The question is how much you want to wear. If you are going to impact stiffly and don't control your trajectory, you might need a foot or two of padding to absorb the impact safely. That's not practical. Even that might not be enough on some body parts, like your neck or fingers, which may not even be able to take your static weight in some directions. Likewise, no amount of padding can prevent joint dislocations, if the forces are in the wrong places and directions. If you do falls right, you can cut the necessary protection to the thickness of a shirt, pants and gloves, which weigh less, is less awkward, and won't cause you to overheat.
One other issue is that figure skating, like dance, is an appearance sport. What's the point of doing a move well, if no one can see the move because of all the padding?
But, for the most part, I agree that people should wear whatever they need to be reasonably safe, especially at first. It takes a lot of practice to fall gently during unexpected falls. In the mean time, or if you don't get the right types of practice, you should do what you need to protect yourself.
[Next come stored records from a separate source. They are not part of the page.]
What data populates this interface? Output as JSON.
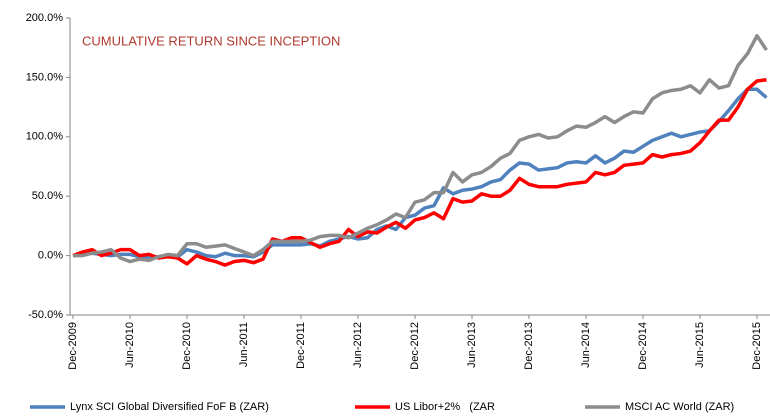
{
  "chart_data": {
    "type": "line",
    "annotation": "CUMULATIVE RETURN SINCE INCEPTION",
    "categories": [
      "Dec-2009",
      null,
      null,
      null,
      null,
      null,
      "Jun-2010",
      null,
      null,
      null,
      null,
      null,
      "Dec-2010",
      null,
      null,
      null,
      null,
      null,
      "Jun-2011",
      null,
      null,
      null,
      null,
      null,
      "Dec-2011",
      null,
      null,
      null,
      null,
      null,
      "Jun-2012",
      null,
      null,
      null,
      null,
      null,
      "Dec-2012",
      null,
      null,
      null,
      null,
      null,
      "Jun-2013",
      null,
      null,
      null,
      null,
      null,
      "Dec-2013",
      null,
      null,
      null,
      null,
      null,
      "Jun-2014",
      null,
      null,
      null,
      null,
      null,
      "Dec-2014",
      null,
      null,
      null,
      null,
      null,
      "Jun-2015",
      null,
      null,
      null,
      null,
      null,
      "Dec-2015",
      null
    ],
    "series": [
      {
        "name": "Lynx SCI Global Diversified FoF B (ZAR)",
        "color": "#4f81bd",
        "values": [
          0,
          1,
          2,
          1,
          0,
          1,
          1,
          -1,
          -2,
          -1,
          0,
          -1,
          5,
          3,
          0,
          -1,
          2,
          0,
          0,
          -1,
          3,
          9,
          9,
          9,
          9,
          10,
          8,
          12,
          14,
          16,
          14,
          15,
          22,
          25,
          22,
          32,
          34,
          40,
          42,
          57,
          52,
          55,
          56,
          58,
          62,
          64,
          72,
          78,
          77,
          72,
          73,
          74,
          78,
          79,
          78,
          84,
          78,
          82,
          88,
          87,
          92,
          97,
          100,
          103,
          100,
          102,
          104,
          105,
          113,
          122,
          132,
          140,
          140,
          133
        ]
      },
      {
        "name": "US Libor+2%   (ZAR",
        "color": "#ff0000",
        "values": [
          0,
          3,
          5,
          0,
          2,
          5,
          5,
          0,
          1,
          -2,
          -1,
          -2,
          -7,
          0,
          -3,
          -5,
          -8,
          -5,
          -4,
          -6,
          -3,
          14,
          12,
          15,
          15,
          11,
          7,
          10,
          12,
          22,
          16,
          20,
          19,
          24,
          28,
          23,
          30,
          32,
          36,
          31,
          48,
          45,
          46,
          52,
          50,
          50,
          55,
          65,
          60,
          58,
          58,
          58,
          60,
          61,
          62,
          70,
          68,
          70,
          76,
          77,
          78,
          85,
          83,
          85,
          86,
          88,
          95,
          105,
          114,
          114,
          125,
          140,
          147,
          148
        ]
      },
      {
        "name": "MSCI AC World (ZAR)",
        "color": "#8c8c8c",
        "values": [
          0,
          0,
          2,
          3,
          5,
          -2,
          -5,
          -3,
          -4,
          -1,
          1,
          0,
          10,
          10,
          7,
          8,
          9,
          6,
          3,
          0,
          5,
          12,
          12,
          12,
          12,
          13,
          16,
          17,
          17,
          15,
          19,
          23,
          26,
          30,
          35,
          32,
          45,
          47,
          53,
          53,
          70,
          62,
          68,
          70,
          75,
          82,
          86,
          97,
          100,
          102,
          99,
          100,
          105,
          109,
          108,
          112,
          117,
          112,
          117,
          121,
          120,
          132,
          137,
          139,
          140,
          143,
          137,
          148,
          141,
          143,
          160,
          170,
          185,
          173
        ]
      }
    ],
    "ylim": [
      -50,
      200
    ],
    "yticks": [
      {
        "value": -50,
        "label": "-50.0%"
      },
      {
        "value": 0,
        "label": "0.0%"
      },
      {
        "value": 50,
        "label": "50.0%"
      },
      {
        "value": 100,
        "label": "100.0%"
      },
      {
        "value": 150,
        "label": "150.0%"
      },
      {
        "value": 200,
        "label": "200.0%"
      }
    ],
    "grid": false
  }
}
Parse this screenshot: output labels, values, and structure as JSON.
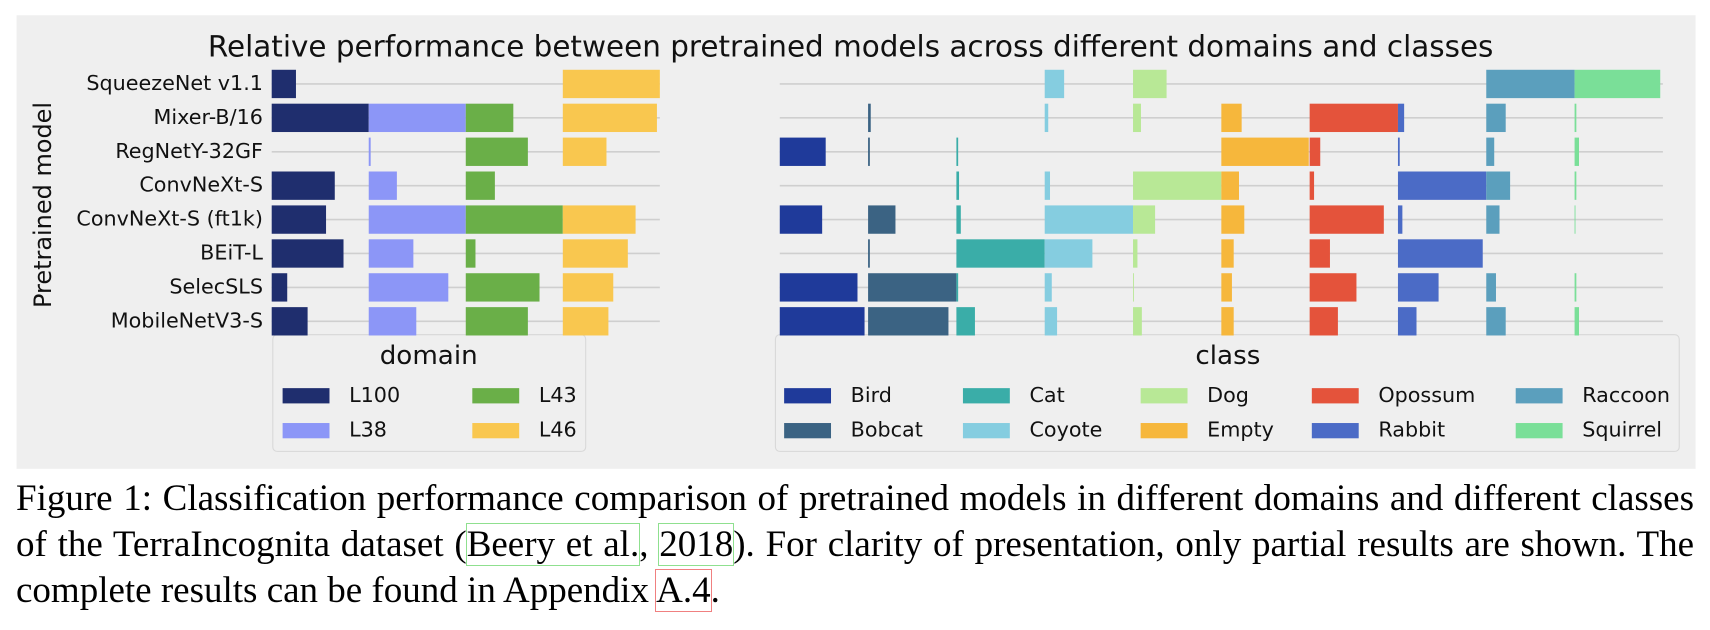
{
  "chart_data": {
    "type": "bar",
    "title": "Relative performance between pretrained models across different domains and classes",
    "ylabel": "Pretrained model",
    "categories": [
      "SqueezeNet v1.1",
      "Mixer-B/16",
      "RegNetY-32GF",
      "ConvNeXt-S",
      "ConvNeXt-S (ft1k)",
      "BEiT-L",
      "SelecSLS",
      "MobileNetV3-S"
    ],
    "grid": true,
    "panels": [
      {
        "legend_title": "domain",
        "series": [
          {
            "name": "L100",
            "color": "#1f2e6e",
            "values": [
              0.25,
              1.0,
              0,
              0.65,
              0.56,
              0.74,
              0.16,
              0.37
            ]
          },
          {
            "name": "L38",
            "color": "#8c96f7",
            "values": [
              0,
              1.0,
              0.02,
              0.29,
              1.0,
              0.46,
              0.82,
              0.49
            ]
          },
          {
            "name": "L43",
            "color": "#6aaf48",
            "values": [
              0,
              0.49,
              0.64,
              0.3,
              1.0,
              0.1,
              0.76,
              0.64
            ]
          },
          {
            "name": "L46",
            "color": "#f9c74f",
            "values": [
              1.0,
              0.97,
              0.45,
              0,
              0.75,
              0.67,
              0.52,
              0.47
            ]
          }
        ]
      },
      {
        "legend_title": "class",
        "series": [
          {
            "name": "Bird",
            "color": "#1f3a9a",
            "values": [
              0,
              0,
              0.52,
              0,
              0.48,
              0,
              0.88,
              0.96
            ]
          },
          {
            "name": "Bobcat",
            "color": "#3b6383",
            "values": [
              0,
              0.03,
              0.02,
              0,
              0.31,
              0.02,
              1.0,
              0.91
            ]
          },
          {
            "name": "Cat",
            "color": "#3aada8",
            "values": [
              0,
              0,
              0.02,
              0.03,
              0.05,
              1.0,
              0.02,
              0.21
            ]
          },
          {
            "name": "Coyote",
            "color": "#85cde0",
            "values": [
              0.22,
              0.04,
              0,
              0.06,
              1.0,
              0.54,
              0.08,
              0.14
            ]
          },
          {
            "name": "Dog",
            "color": "#b8e896",
            "values": [
              0.38,
              0.09,
              0,
              1.0,
              0.25,
              0.05,
              0.01,
              0.1
            ]
          },
          {
            "name": "Empty",
            "color": "#f6b73c",
            "values": [
              0,
              0.23,
              0.99,
              0.2,
              0.26,
              0.14,
              0.12,
              0.14
            ]
          },
          {
            "name": "Opossum",
            "color": "#e4533b",
            "values": [
              0,
              1.0,
              0.12,
              0.05,
              0.84,
              0.23,
              0.53,
              0.32
            ]
          },
          {
            "name": "Rabbit",
            "color": "#4b6bc6",
            "values": [
              0,
              0.07,
              0.02,
              1.0,
              0.05,
              0.96,
              0.46,
              0.21
            ]
          },
          {
            "name": "Raccoon",
            "color": "#5b9fbd",
            "values": [
              1.0,
              0.22,
              0.09,
              0.27,
              0.15,
              0,
              0.11,
              0.22
            ]
          },
          {
            "name": "Squirrel",
            "color": "#7adf98",
            "values": [
              0.97,
              0.02,
              0.05,
              0.02,
              0.01,
              0,
              0.02,
              0.05
            ]
          }
        ]
      }
    ]
  },
  "caption": [
    "Figure 1: Classification performance comparison of pretrained models in different domains and different classes of the TerraIncognita dataset (",
    "Beery et al.",
    ", ",
    "2018",
    "). For clarity of presentation, only partial results are shown. The complete results can be found in Appendix ",
    "A.4",
    "."
  ]
}
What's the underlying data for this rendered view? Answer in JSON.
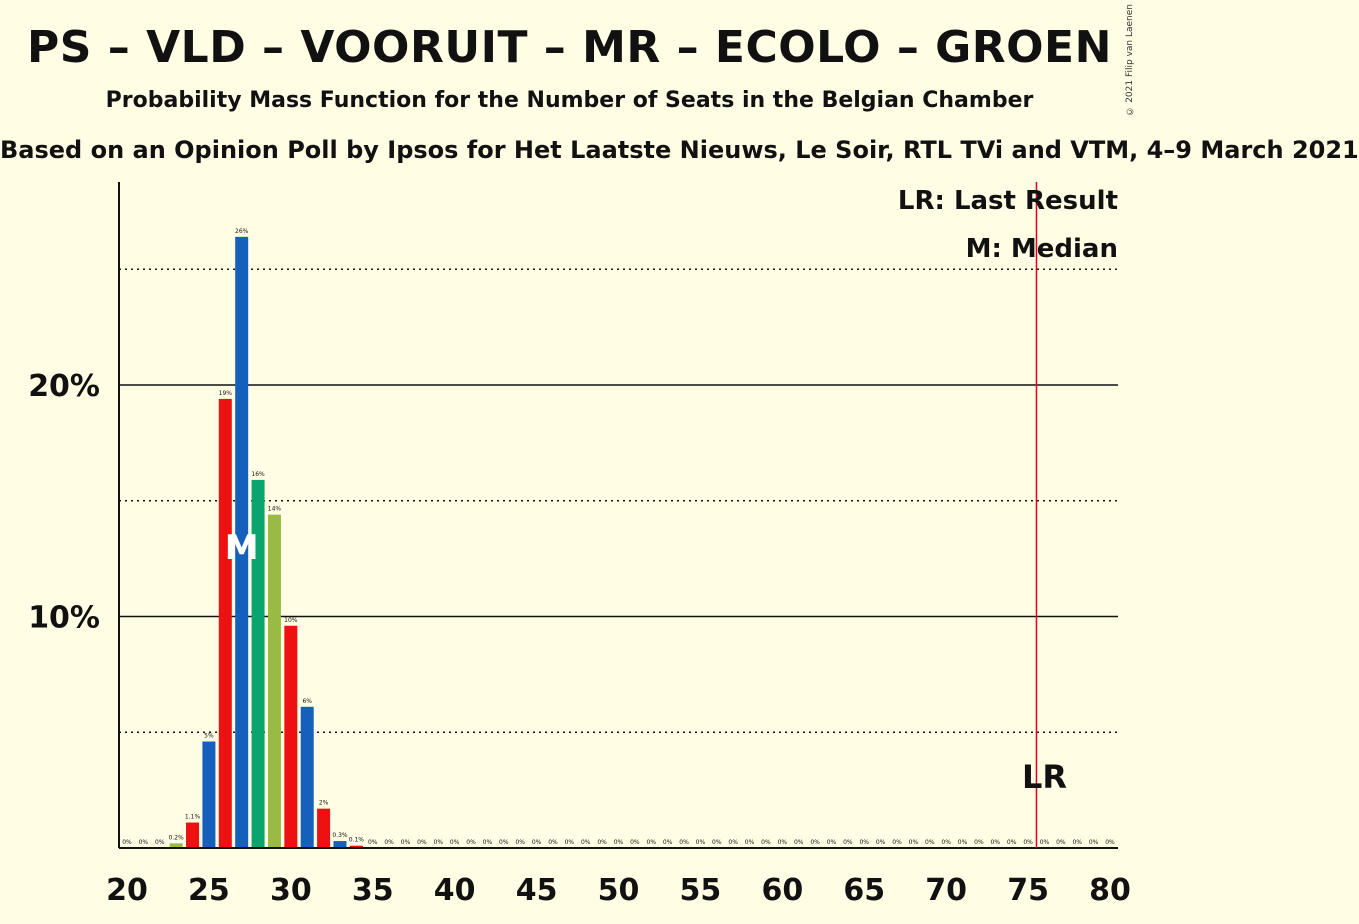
{
  "title": "PS – VLD – VOORUIT – MR – ECOLO – GROEN",
  "subtitle": "Probability Mass Function for the Number of Seats in the Belgian Chamber",
  "source": "Based on an Opinion Poll by Ipsos for Het Laatste Nieuws, Le Soir, RTL TVi and VTM, 4–9 March 2021",
  "copyright": "© 2021 Filip van Laenen",
  "legend": {
    "last_result": "LR: Last Result",
    "median": "M: Median"
  },
  "markers": {
    "median_label": "M",
    "lr_label": "LR"
  },
  "colors": {
    "red": "#EE1111",
    "blue": "#1560BD",
    "green": "#0AA56E",
    "olive": "#99BB44",
    "lr_line": "#DD0022"
  },
  "chart_data": {
    "type": "bar",
    "x": [
      20,
      21,
      22,
      23,
      24,
      25,
      26,
      27,
      28,
      29,
      30,
      31,
      32,
      33,
      34,
      35,
      36,
      37,
      38,
      39,
      40,
      41,
      42,
      43,
      44,
      45,
      46,
      47,
      48,
      49,
      50,
      51,
      52,
      53,
      54,
      55,
      56,
      57,
      58,
      59,
      60,
      61,
      62,
      63,
      64,
      65,
      66,
      67,
      68,
      69,
      70,
      71,
      72,
      73,
      74,
      75,
      76,
      77,
      78,
      79,
      80
    ],
    "values": [
      0,
      0,
      0,
      0.2,
      1.1,
      4.6,
      19.4,
      26.4,
      15.9,
      14.4,
      9.6,
      6.1,
      1.7,
      0.3,
      0.1,
      0,
      0,
      0,
      0,
      0,
      0,
      0,
      0,
      0,
      0,
      0,
      0,
      0,
      0,
      0,
      0,
      0,
      0,
      0,
      0,
      0,
      0,
      0,
      0,
      0,
      0,
      0,
      0,
      0,
      0,
      0,
      0,
      0,
      0,
      0,
      0,
      0,
      0,
      0,
      0,
      0,
      0,
      0,
      0,
      0,
      0
    ],
    "labels": [
      "0%",
      "0%",
      "0%",
      "0.2%",
      "1.1%",
      "5%",
      "19%",
      "26%",
      "16%",
      "14%",
      "10%",
      "6%",
      "2%",
      "0.3%",
      "0.1%",
      "0%",
      "0%",
      "0%",
      "0%",
      "0%",
      "0%",
      "0%",
      "0%",
      "0%",
      "0%",
      "0%",
      "0%",
      "0%",
      "0%",
      "0%",
      "0%",
      "0%",
      "0%",
      "0%",
      "0%",
      "0%",
      "0%",
      "0%",
      "0%",
      "0%",
      "0%",
      "0%",
      "0%",
      "0%",
      "0%",
      "0%",
      "0%",
      "0%",
      "0%",
      "0%",
      "0%",
      "0%",
      "0%",
      "0%",
      "0%",
      "0%",
      "0%",
      "0%",
      "0%",
      "0%",
      "0%"
    ],
    "colors": [
      "blue",
      "blue",
      "red",
      "olive",
      "red",
      "blue",
      "red",
      "blue",
      "green",
      "olive",
      "red",
      "blue",
      "red",
      "blue",
      "red",
      "blue",
      "blue",
      "green",
      "olive",
      "red",
      "blue",
      "red",
      "blue",
      "green",
      "olive",
      "red",
      "blue",
      "red",
      "blue",
      "green",
      "olive",
      "red",
      "blue",
      "red",
      "blue",
      "green",
      "olive",
      "red",
      "blue",
      "red",
      "blue",
      "green",
      "olive",
      "red",
      "blue",
      "red",
      "blue",
      "green",
      "olive",
      "red",
      "blue",
      "red",
      "blue",
      "green",
      "olive",
      "red",
      "blue",
      "red",
      "blue",
      "green",
      "olive"
    ],
    "median": 27,
    "last_result": 76,
    "xticks": [
      "20",
      "25",
      "30",
      "35",
      "40",
      "45",
      "50",
      "55",
      "60",
      "65",
      "70",
      "75",
      "80"
    ],
    "yticks": [
      "10%",
      "20%"
    ],
    "ylim": [
      0,
      28.8
    ],
    "grid": "solid at 10% and 20%, dotted at 5%, 15%, 25%"
  }
}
In addition, there are possible impacts that occur at ice rinks that practicing falls can't make completely safe - like when someone hits you from behind at high speed. You can learn to take that to some extent, and learn to try to stay aware of people around you - but padding would help too. There are also cases where someone skates over your hand or into your face with their blades when you are on the ice, that protection could help with - though you can only go so far.